O primeiro Dicionário da Língua Portuguesa da Porto Editora que não comprei foi o mais recente, magnífico, de Maio deste ano, que recebi, com um cartão, da editora que mais admiro: Graciete Teixeira, que dirige sábia e sensivelmente os dicionários da Porto Editora.

Fui ver "achaque" e a definição, como sempre, é perfeita: "1.doença ou mal-estar sem gravidade, geralmente recorrente/2.vício; defeito, 3.pretexto, 4.imputação sem fundamento (Do arábico ax-xagg, "dúvida; suspeita".

A partir do meio-século de vida deixa de haver um único sacana de um dia em que não haja um achaque, uma maleita, um toque, uma dor esquisita num dos milhares de componentes do nosso corpo com capacidade para a avaria.

Durante uns dias ainda se sonha que ainda nos espera um dia sem qualquer ax-xagg. Mas esse dia não vem tantas vezes seguidas que é o sonho que desaparece, nunca a dor.

Também é verdade que, com a idade, ficamos mais rabugentos, ampliando-se a nossa definição de achaque. Rabujar torna-se num belo passatempo. Quando se acorda ainda há uns segundos de lusco-fusco em que não se dá pela localização do achaque.

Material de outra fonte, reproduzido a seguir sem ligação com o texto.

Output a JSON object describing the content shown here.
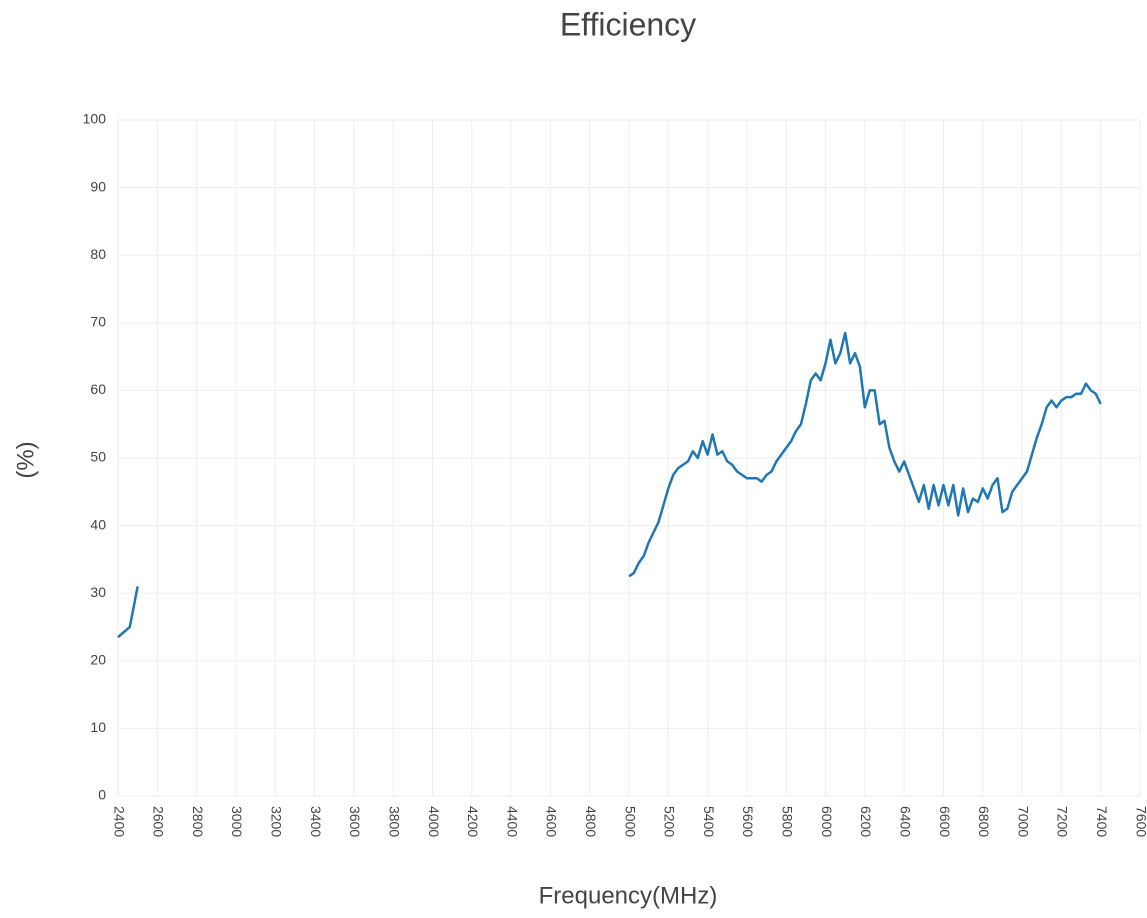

É maior o prazer quando ocorre num lugar anteriormente livre de sofrimentos: por exemplo, naquela zona do antebraço que parecia isenta de anomalias.

"Ah!", já se pode, com a minha idade, exclamar em voz alta, "lá estás tu, meu achaquezinho de um raio que te parta ao meio, te triture e te dê a comer aos chacais da serra".

O que nunca acontece.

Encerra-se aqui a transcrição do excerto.